Ein Projekt mit besonderer Verantwortung
Nicht jeder Ort lässt sich mit den gleichen filmischen Mitteln erzählen. Beim Imagefilm für das Hospiz zum hl. Franziskus war uns von Beginn an klar, dass hier eine besondere Haltung gefragt ist. Es ging nicht darum, Bilder zu produzieren, die beeindrucken, sondern einen Film zu entwickeln, der dem Ort gerecht wird.
Unser Anspruch war es, Atmosphäre sichtbar zu machen, ohne sie zu überformen – und einen Einblick zu geben, ohne dabei Distanz oder Künstlichkeit entstehen zu lassen. So entstand ein Projekt, das für uns weit über klassische Imagefilmproduktion hinausging.
Das Hospiz als Ort des Lebens
Viele Menschen verbinden mit einem Hospiz vor allem Abschied. Während der Dreharbeiten wurde jedoch schnell deutlich, dass das Hospiz zum hl. Franziskus vor allem ein Ort des Lebens ist. Ein Ort der Begegnung, der Nähe, des Zuhörens und des Miteinanders. Für unseren Film war genau diese Perspektive entscheidend.

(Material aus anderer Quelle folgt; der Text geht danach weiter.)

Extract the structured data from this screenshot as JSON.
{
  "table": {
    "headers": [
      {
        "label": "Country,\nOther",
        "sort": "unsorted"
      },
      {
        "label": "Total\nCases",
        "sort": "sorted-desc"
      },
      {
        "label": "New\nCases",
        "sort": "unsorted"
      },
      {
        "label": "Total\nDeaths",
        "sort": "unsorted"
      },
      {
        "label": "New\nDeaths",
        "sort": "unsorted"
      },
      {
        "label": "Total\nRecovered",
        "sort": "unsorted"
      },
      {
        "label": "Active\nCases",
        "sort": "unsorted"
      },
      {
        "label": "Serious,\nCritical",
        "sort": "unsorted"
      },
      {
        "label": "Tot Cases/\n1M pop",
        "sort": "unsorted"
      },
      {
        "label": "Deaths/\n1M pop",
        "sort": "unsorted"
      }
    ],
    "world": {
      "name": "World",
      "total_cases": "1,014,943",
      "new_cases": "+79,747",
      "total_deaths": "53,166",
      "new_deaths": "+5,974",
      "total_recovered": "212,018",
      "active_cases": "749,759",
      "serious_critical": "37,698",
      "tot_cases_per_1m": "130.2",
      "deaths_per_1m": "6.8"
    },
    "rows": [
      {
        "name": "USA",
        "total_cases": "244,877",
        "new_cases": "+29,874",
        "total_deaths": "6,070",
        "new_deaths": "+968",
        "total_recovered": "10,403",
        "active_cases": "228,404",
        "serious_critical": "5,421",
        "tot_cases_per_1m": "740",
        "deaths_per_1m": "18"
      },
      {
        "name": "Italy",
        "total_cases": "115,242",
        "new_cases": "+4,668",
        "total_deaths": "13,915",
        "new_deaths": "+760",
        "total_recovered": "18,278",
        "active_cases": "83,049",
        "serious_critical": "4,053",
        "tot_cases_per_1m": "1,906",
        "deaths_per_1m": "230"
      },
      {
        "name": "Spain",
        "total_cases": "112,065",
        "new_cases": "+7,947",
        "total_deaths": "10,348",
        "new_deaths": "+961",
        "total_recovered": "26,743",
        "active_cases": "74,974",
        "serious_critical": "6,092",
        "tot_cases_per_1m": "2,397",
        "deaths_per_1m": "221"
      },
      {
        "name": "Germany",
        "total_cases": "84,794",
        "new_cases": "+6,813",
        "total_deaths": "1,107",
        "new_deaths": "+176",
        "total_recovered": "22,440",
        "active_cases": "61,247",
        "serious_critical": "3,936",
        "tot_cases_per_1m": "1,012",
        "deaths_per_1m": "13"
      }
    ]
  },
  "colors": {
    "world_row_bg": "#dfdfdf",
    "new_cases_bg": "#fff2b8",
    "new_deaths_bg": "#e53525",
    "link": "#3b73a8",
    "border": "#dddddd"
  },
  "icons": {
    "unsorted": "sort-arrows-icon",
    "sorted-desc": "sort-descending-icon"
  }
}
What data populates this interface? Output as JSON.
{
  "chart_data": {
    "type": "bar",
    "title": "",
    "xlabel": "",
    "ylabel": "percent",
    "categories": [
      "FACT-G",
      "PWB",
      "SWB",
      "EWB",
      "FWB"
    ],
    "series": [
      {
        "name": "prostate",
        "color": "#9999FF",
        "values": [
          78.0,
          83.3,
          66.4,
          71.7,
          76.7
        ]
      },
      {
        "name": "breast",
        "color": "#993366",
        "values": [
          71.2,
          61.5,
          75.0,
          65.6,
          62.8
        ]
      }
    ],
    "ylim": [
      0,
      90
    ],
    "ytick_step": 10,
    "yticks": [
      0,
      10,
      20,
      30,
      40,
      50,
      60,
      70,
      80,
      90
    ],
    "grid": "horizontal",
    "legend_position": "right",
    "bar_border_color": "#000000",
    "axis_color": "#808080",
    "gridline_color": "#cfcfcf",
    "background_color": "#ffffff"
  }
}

Wir wollten unseren den Blick auf das richten, was diesen Ort prägt: Wärme, Offenheit, Menschlichkeit und ein Alltag, der von echter Zuwendung getragen wird. Diese Atmosphäre filmisch erfahrbar zu machen, war der Kern des Projekts.
Sensibilität vor Inszenierung
Bei einem Film in diesem Umfeld steht für uns nicht der Kameraeinsatz an erster Stelle, sondern der Umgang mit den Menschen vor der Kamera. Deshalb war unser Ansatz bewusst zurückhaltend. Keine überhöhte Dramaturgie, keine künstliche Emotionalisierung, keine Bilder um ihrer selbst willen. Stattdessen ging es um Aufmerksamkeit, Respekt und die Fähigkeit, Situationen nicht zu stören, sondern ihnen mit Feingefühl zu begegnen.

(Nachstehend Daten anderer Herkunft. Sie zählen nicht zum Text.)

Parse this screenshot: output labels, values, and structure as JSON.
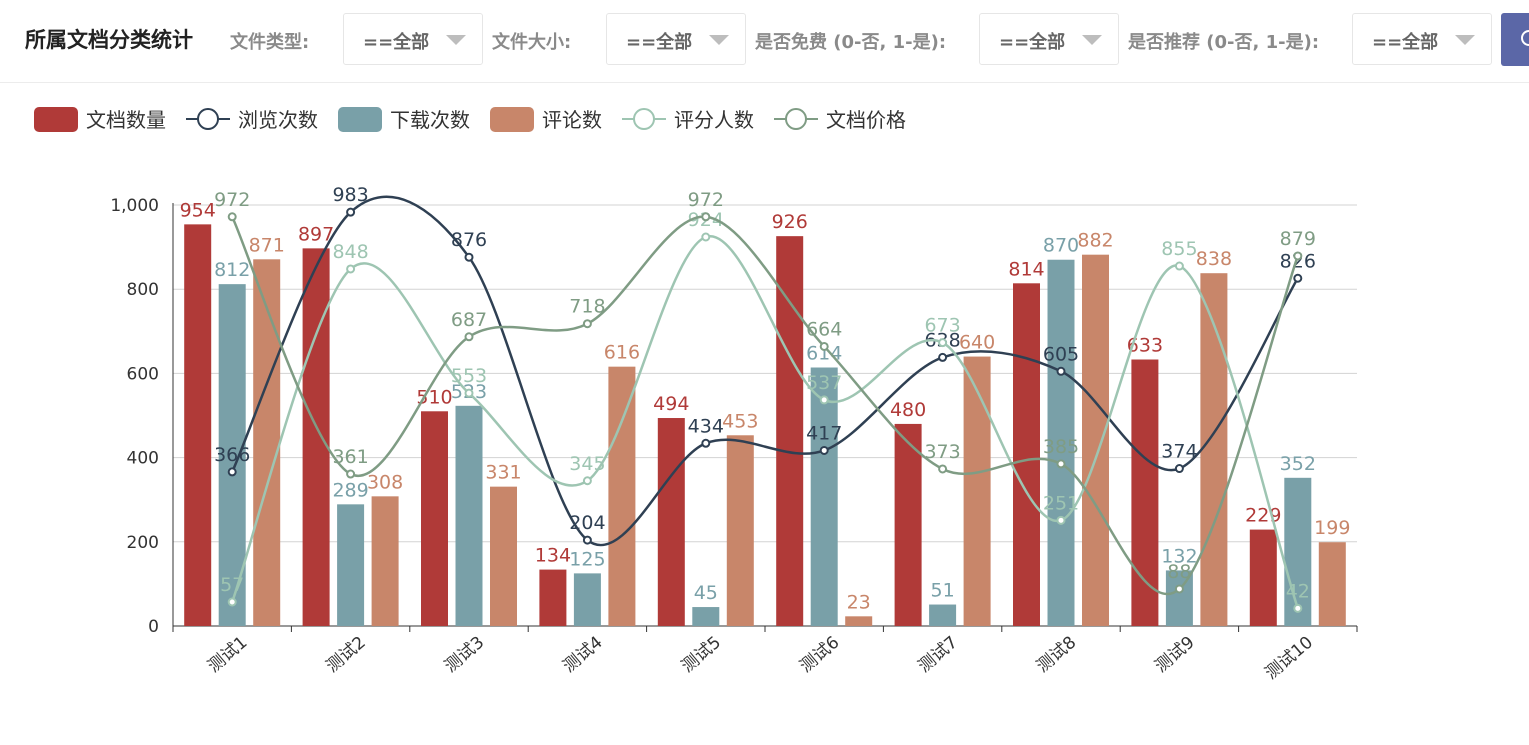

Gerade in einem Hospiz bedeutet filmische Arbeit auch, Grenzen zu erkennen und zu achten. Diese Haltung hat die visuelle Sprache des Films maßgeblich geprägt – ruhig, nahbar und glaubwürdig.
Die Menschen, die diesen Ort tragen
Besonders beeindruckt hat uns die Haltung der Menschen, die das Hospiz jeden Tag prägen. Mitarbeitende und Ehrenamtliche schaffen hier gemeinsam einen Raum, in dem Würde, Geborgenheit und Menschlichkeit nicht nur Anspruch, sondern gelebte Realität sind.

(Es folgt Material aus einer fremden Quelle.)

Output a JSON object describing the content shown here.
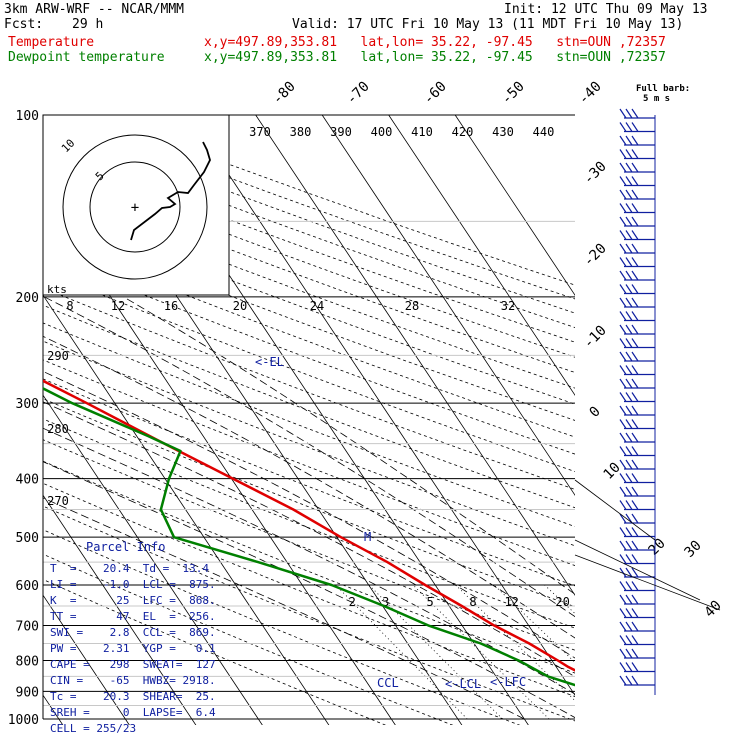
{
  "header": {
    "model": "3km ARW-WRF -- NCAR/MMM",
    "init": "Init: 12 UTC Thu 09 May 13",
    "fcst_label": "Fcst:",
    "fcst_value": "29 h",
    "valid": "Valid: 17 UTC Fri 10 May 13 (11 MDT Fri 10 May 13)",
    "temp_label": "Temperature",
    "temp_info": "x,y=497.89,353.81   lat,lon= 35.22, -97.45   stn=OUN ,72357",
    "dew_label": "Dewpoint temperature",
    "dew_info": "x,y=497.89,353.81   lat,lon= 35.22, -97.45   stn=OUN ,72357"
  },
  "barb_legend": {
    "line1": "Full barb:",
    "line2": "5 m s"
  },
  "colors": {
    "temperature": "#e00000",
    "dewpoint": "#008000",
    "parcel": "#1020a0",
    "dry_adiabat": "#000000"
  },
  "chart_data": {
    "type": "line",
    "subtype": "skew-T log-p",
    "yscale": "log",
    "ylim": [
      1000,
      100
    ],
    "pressure_labels": [
      "100",
      "200",
      "300",
      "400",
      "500",
      "600",
      "700",
      "800",
      "900",
      "1000"
    ],
    "isotherm_labels": [
      "-80",
      "-70",
      "-60",
      "-50",
      "-40",
      "-30",
      "-20",
      "-10",
      "0",
      "10",
      "20",
      "30",
      "40"
    ],
    "theta_labels": [
      "370",
      "380",
      "390",
      "400",
      "410",
      "420",
      "430",
      "440"
    ],
    "theta_side_labels": [
      "290",
      "280",
      "270"
    ],
    "mixing_ratio_labels": [
      "2",
      "3",
      "5",
      "8",
      "12",
      "20"
    ],
    "hodo_label": "kts",
    "hodo_speed_labels": [
      "8",
      "12",
      "16",
      "20",
      "24",
      "28",
      "32"
    ],
    "hodo_ring_labels": [
      "5",
      "10"
    ],
    "level_labels": {
      "el": "<-EL",
      "m": "M",
      "ccl": "CCL",
      "lcl": "<-LCL",
      "lfc": "<-LFC"
    },
    "series": [
      {
        "name": "Temperature",
        "points": [
          [
            973,
            22
          ],
          [
            950,
            20
          ],
          [
            930,
            17.6
          ],
          [
            900,
            15.2
          ],
          [
            850,
            13.7
          ],
          [
            820,
            11.8
          ],
          [
            800,
            10.9
          ],
          [
            750,
            8.3
          ],
          [
            700,
            4.8
          ],
          [
            650,
            1.9
          ],
          [
            600,
            -1.5
          ],
          [
            550,
            -4.9
          ],
          [
            500,
            -9.4
          ],
          [
            450,
            -13.8
          ],
          [
            400,
            -19.8
          ],
          [
            350,
            -26.6
          ],
          [
            300,
            -34.2
          ],
          [
            270,
            -39.6
          ],
          [
            250,
            -46
          ],
          [
            230,
            -48
          ],
          [
            200,
            -50
          ],
          [
            160,
            -52.8
          ],
          [
            130,
            -55.8
          ],
          [
            110,
            -57.7
          ],
          [
            100,
            -59.2
          ]
        ]
      },
      {
        "name": "Dewpoint temperature",
        "points": [
          [
            970,
            12.1
          ],
          [
            950,
            13.4
          ],
          [
            900,
            13.4
          ],
          [
            850,
            7.8
          ],
          [
            800,
            5
          ],
          [
            750,
            1
          ],
          [
            700,
            -5.1
          ],
          [
            650,
            -9.8
          ],
          [
            600,
            -15.6
          ],
          [
            550,
            -24.3
          ],
          [
            500,
            -34.5
          ],
          [
            450,
            -33.7
          ],
          [
            400,
            -29.4
          ],
          [
            360,
            -24.9
          ],
          [
            340,
            -28.3
          ],
          [
            300,
            -36.4
          ],
          [
            250,
            -45.9
          ],
          [
            220,
            -53.9
          ],
          [
            200,
            -55.3
          ],
          [
            180,
            -58.6
          ],
          [
            150,
            -60.8
          ],
          [
            120,
            -64.3
          ],
          [
            100,
            -65.5
          ]
        ]
      }
    ]
  },
  "parcel": {
    "title": "Parcel Info",
    "rows": [
      "T  =    20.4  Td =  13.4",
      "LI =    -1.0  LCL =  875.",
      "K  =      25  LFC =  868.",
      "TT =      47  EL  =  256.",
      "SWI =    2.8  CCL =  869.",
      "PW =    2.31  YGP =   0.1",
      "CAPE =   298  SWEAT=  127",
      "CIN =    -65  HWBZ= 2918.",
      "Tc =    20.3  SHEAR=  25.",
      "SREH =     0  LAPSE=  6.4",
      "CELL = 255/23"
    ]
  }
}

Genau das sichtbar zu machen, war für uns einer der wichtigsten Aspekte dieses Films. Denn das Haus selbst ist nur ein Teil der Geschichte – entscheidend sind die Menschen, die es mit ihrer Arbeit, ihrer Zeit und ihrer Haltung tragen. Unser Imagefilm versteht sich deshalb auch als Ausdruck von Respekt gegenüber all jenen, die diesen besonderen Ort möglich machen.